VMware virtual switches provide safeguards against certain threats to VLAN security. Because of the way that virtual switches are designed, they protect VLANs against a variety of attacks, many of which involve VLAN hopping.

Having this protection does not guarantee that your virtual machine configuration is invulnerable to other types of attacks. For example, virtual switches do not protect the physical network against these attacks; they protect only the virtual network.

Virtual switches and VLANs can protect against the following types of attacks.

MAC flooding

Floods a switch with packets that contain MAC addresses tagged as having come from different sources. Many switches use a content-addressable memory (CAM) table to learn and store the source address for each packet. When the table is full, the switch can enter a fully open state in which every incoming packet is broadcast on all ports, letting the attacker see all of the switch’s traffic. This state might result in packet leakage across VLANs.

Although VMware virtual switches store a MAC address table, they do not get the MAC addresses from observable traffic and are not vulnerable to this type of attack.

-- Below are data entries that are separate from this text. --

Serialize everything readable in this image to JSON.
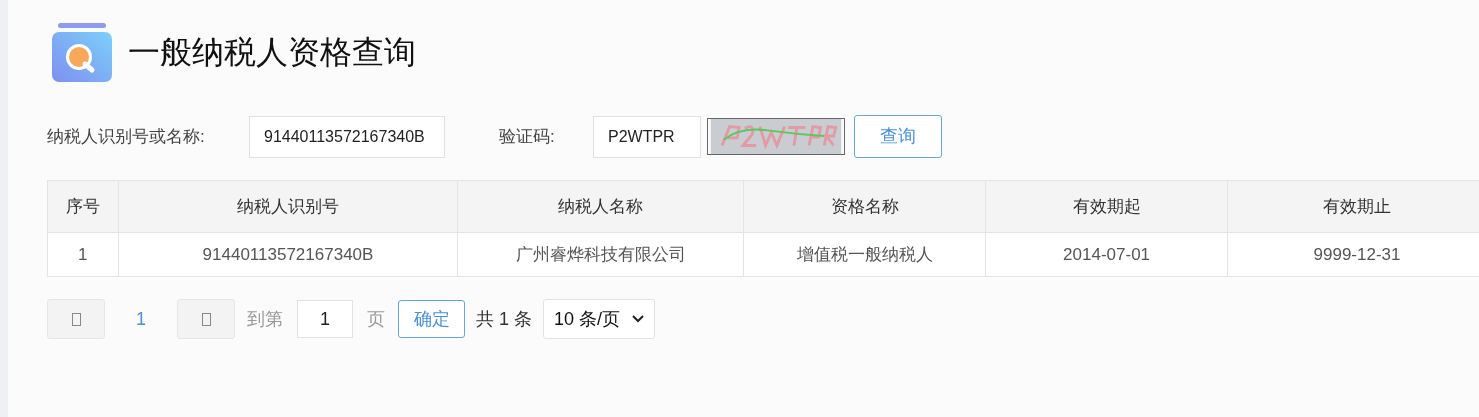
{
  "page": {
    "title": "一般纳税人资格查询"
  },
  "form": {
    "fields": [
      {
        "label": "纳税人识别号或名称:",
        "value": "91440113572167340B",
        "kind": "text"
      },
      {
        "label": "验证码:",
        "value": "P2WTPR",
        "kind": "captcha"
      }
    ],
    "button": "查询"
  },
  "table": {
    "columns": [
      "序号",
      "纳税人识别号",
      "纳税人名称",
      "资格名称",
      "有效期起",
      "有效期止"
    ],
    "rows": [
      [
        "1",
        "91440113572167340B",
        "广州睿烨科技有限公司",
        "增值税一般纳税人",
        "2014-07-01",
        "9999-12-31"
      ]
    ]
  },
  "pagination": {
    "pages": [
      {
        "label": "1",
        "selected": true
      }
    ],
    "goto_label": "到第",
    "goto_value": "1",
    "page_unit": "页",
    "confirm": "确定",
    "total": "共 1 条",
    "page_size": "10 条/页"
  }
}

802.1q and ISL tagging attacks

Force a switch to redirect frames from one VLAN to another by tricking the switch into acting as a trunk and broadcasting the traffic to other VLANs.

VMware virtual switches do not perform the dynamic trunking required for this type of attack and, therefore, are not vulnerable.

Double-encapsulation attacks

Occur when an attacker creates a double-encapsulated packet in which the VLAN identifier in the inner tag is different from the VLAN identifier in the outer tag. For backward compatibility, native VLANs strip the outer tag from transmitted packets unless configured to do otherwise. When a native VLAN switch strips the outer tag, only the inner tag is left, and that inner tag routes the packet to a different VLAN than the one identified in the now-missing outer tag.

VMware virtual switches drop any double-encapsulated frames that a virtual machine attempts to send on a port configured for a specific VLAN. Therefore, they are not vulnerable to this type of attack.

Multicast brute-force attacks

Involve sending large numbers of multicast frames to a known VLAN almost simultaneously to overload the switch so that it mistakenly allows some of the frames to broadcast to other VLANs.

VMware virtual switches do not allow frames to leave their correct broadcast domain (VLAN) and are not vulnerable to this type of attack.

Spanning-tree attacks

Target Spanning-Tree Protocol (STP), which is used to control bridging between parts of the LAN. The attacker sends Bridge Protocol Data Unit (BPDU) packets that attempt to change the network topology, establishing themselves as the root bridge. As the root bridge, the attacker can sniff the contents of transmitted frames.

VMware virtual switches do not support STP and are not vulnerable to this type of attack.

Random frame attacks

Involve sending large numbers of packets in which the source and destination addresses stay the same, but in which fields are randomly changed in length, type, or content. The goal of this attack is to force packets to be mistakenly rerouted to a different VLAN.

VMware virtual switches are not vulnerable to this type of attack.

Because new security threats develop over time, do not consider this an exhaustive list of attacks. Regularly check VMware security resources on the Web to learn about security, recent security alerts, and VMware security tactics.